Waitrose takes stock of forgotten cuts
Waitrose is calling on consumers to reconnect with forgotten cuts of meat, in a bid to beat the credit crunch.
New research released by the retailer today revealed that many of the more economical cuts of meat are being ignored by modern consumers, who have lost touch with the thrifty techniques used by their mothers and grandmothers to make food go further.
A survey of 1,000 men and women revealed that the nation's obsession with fillet and breast has fostered an unwillingness to explore and experiment with unfamiliar ingredients.
Of those questioned, only 10% had cooked with mutton or brisket and just 3% had used feather steak, a tender and flavoursome cut, which is prized by the French and costs just a fraction of the price of prime beef. Similarly, 56% said that they wouldn't normally contemplate buying offal.

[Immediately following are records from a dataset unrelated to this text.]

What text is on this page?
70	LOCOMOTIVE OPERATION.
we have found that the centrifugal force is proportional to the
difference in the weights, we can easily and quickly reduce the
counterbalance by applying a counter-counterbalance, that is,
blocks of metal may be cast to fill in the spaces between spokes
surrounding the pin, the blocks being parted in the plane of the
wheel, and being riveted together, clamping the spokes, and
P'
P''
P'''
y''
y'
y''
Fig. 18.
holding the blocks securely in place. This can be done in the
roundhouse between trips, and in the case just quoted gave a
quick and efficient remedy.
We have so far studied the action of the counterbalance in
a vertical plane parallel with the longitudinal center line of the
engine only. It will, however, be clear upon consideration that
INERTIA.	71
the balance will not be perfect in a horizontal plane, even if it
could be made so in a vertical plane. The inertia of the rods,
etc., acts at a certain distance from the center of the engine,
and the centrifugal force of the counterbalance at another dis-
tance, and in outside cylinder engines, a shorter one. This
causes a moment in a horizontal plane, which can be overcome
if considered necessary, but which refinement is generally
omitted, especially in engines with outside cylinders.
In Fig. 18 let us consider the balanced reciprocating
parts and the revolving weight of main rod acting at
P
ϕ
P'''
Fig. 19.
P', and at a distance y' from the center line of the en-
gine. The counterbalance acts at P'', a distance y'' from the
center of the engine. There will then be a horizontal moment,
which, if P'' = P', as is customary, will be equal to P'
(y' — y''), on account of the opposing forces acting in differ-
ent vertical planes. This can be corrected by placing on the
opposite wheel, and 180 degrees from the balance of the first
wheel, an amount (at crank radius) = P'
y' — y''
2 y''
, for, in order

Even savvy money-saving techniques, such as stock-making, have been forgotten or neglected. Two-thirds of respondents admitted that they never boil up meat or poultry bones to make stock and only 48% make their own gravy.
Waitrose is now aiming to reconnect Britons with the lesser-known cuts of meat to help shoppers make the most of their grocery spend. From next month, cuts including pigs' cheeks and pigs' trotters will go on sale in the Food Hall at John Lewis, Oxford Street, while ox cheeks will be launched in selected branches.
Waitrose meat buyer Andy Boulton said: "Our mothers and grandmothers were experts at making what little they had go a long way when it came to cuts of meat - but these thrifty techniques seem to have been lost inside a generation.
"Most people feel they lack the time or skills to cook anything other than fillet or breast meat. But popping several ingredients into a pot and leaving it to cook for a few hours is not only one of the simplest ways for busy people to prepare food, it is also one of the most economical.
"There are a wealth of cuts that have become like the Cinderellas of the food world, but deserve more attention than they are getting - and plenty of ways to make a little meat go a long way. It is not only a cost-effective way to enjoy high-welfare, great quality food, but a means of appreciating the full range of wonderful flavours and textures that are there for the taking."
Waitrose says that it is committed to buying the whole carcase, which gives farmers an assured market for the entire animal that they rear. As such, customers can be assured that lesser-known cuts of meat come from exactly the same carcases as more expensive cuts, ensuring similarly high standards of farming and animal welfare.
As part of the Forgotten Cuts campaign, Waitrose has created a selection of recipes at www.waitrose.com/forgottencuts and is even inviting consumers to join in a special online chat room sharing their thrifty techniques for making meat go further.